Tiyatronun ise günlük politika kulvarının içinde duralamadan yoluna devam etmesi gerekiyor!
AKP’li belediyeler ciddi bir kültür sanat politikasıyla tiyatro salonları açar, buralarda yoğun tiyatro faaliyetleri gerçekleştirirken , Cumhuriyet Halk Parti’li belediyeler vizyonsuz başkanları nedeniyle sanatçılara destek olacaklarına, köstek oluyorlar, sanatın önüne set çekiyorlar.
Ancak, tiyatro yılmadan devam etmeli!
Tiyatronun şu dönemde düşeceği iki tuzak vardır: Birincisi otosansür!
Nasılsa “yasaklarlar”, “yıldırırlar” korkusuyla, sanatçının doğmayan düşünceleri beyninde öldürerek, , seyircinin duymak istediği gerçekleri dillendirememesi en kötüsü olur!
Öte yandan, tiyatronun küskün bir çocuk edasıyla kendi içine dönmesi de başka bir tehlikedir. Çok savunduğumuz alternatif tiyatro düşüncesi şahlanmışken,1.ve 2. Dünya Savaşı sonralarında görüldüğü gibi, minik mekanlarda sadece birbilerinin dilinden anlayan arkadaşlara hitap eden absürd oyunların oluşumu “tiyatronun kitleselleşmesinin” önünü keser. Sakın küçük mekanlardan büyük düşünceler çıkmaz ya da saçma oyunlardan akıllı fikirler bulunmaz dediğim sanılmasın, ancak tiyatro sanatçısı sandıkta attığı oyun parlamentoya yansımasını izleyen seçmen gibi içine döner ve sadece “azla yetinirse”, bir gün memlekette tiyatro talep edilmeyen bir hale dönüşebilir.
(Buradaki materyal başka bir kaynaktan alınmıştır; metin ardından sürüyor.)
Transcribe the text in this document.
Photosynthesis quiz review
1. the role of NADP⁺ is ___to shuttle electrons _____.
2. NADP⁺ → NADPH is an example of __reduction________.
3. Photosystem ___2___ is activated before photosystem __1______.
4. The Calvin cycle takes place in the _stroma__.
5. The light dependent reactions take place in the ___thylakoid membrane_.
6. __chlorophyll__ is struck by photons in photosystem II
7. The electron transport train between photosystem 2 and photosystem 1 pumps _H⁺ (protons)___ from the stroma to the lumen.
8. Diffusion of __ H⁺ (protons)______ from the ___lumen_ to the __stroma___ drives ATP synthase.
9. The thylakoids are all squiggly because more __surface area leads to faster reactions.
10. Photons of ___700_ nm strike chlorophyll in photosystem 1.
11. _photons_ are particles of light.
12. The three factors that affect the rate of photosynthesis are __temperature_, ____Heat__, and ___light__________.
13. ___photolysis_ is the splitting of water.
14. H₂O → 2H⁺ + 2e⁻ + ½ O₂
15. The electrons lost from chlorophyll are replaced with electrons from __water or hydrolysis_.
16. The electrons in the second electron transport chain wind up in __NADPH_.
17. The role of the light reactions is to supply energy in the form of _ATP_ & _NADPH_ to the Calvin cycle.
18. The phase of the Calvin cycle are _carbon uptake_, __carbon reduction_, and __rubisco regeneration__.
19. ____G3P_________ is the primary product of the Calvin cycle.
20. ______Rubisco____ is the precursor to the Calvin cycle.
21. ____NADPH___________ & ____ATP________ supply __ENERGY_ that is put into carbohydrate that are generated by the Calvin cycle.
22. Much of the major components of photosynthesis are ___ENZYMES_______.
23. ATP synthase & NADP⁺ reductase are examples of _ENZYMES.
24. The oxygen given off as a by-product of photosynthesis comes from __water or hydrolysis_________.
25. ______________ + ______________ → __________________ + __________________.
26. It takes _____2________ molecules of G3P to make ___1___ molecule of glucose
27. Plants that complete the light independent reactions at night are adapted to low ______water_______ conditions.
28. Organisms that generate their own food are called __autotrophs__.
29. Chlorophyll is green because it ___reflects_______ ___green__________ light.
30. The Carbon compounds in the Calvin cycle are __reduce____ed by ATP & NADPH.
Öte yandan, sanatımızı kitleselleştireceğiz, mutlaka yoğunluklu biçimde talep gören hale getireceğiz derken, 21. Yüzyıl insanının beğenilerini göz ardı eder ve kalite sınırını tutturamazsak, salt tiyatroda değil, bizi yönetenlerden yönetmeye talip olanlara, medyada yönlendirenlerden yönlendirmeye talip olanlara kadar kalite yoksunu bir kuşağın yaratılmasının önüne geçememiş oluruz.
Unutmayalım: iyi bir tiyatro oyunu bir kişinin beğenisini, öngörüsünü değiştirse ve o bir kişi insanlığa yararlı olabilecek bir vizyonla öne çıkabilse bile, bu bir kazançtır.
İşte bunun için: her ahval ve şeraitte tiyatro, çok tiyatro, çok iyi tiyatro yapmalıyız!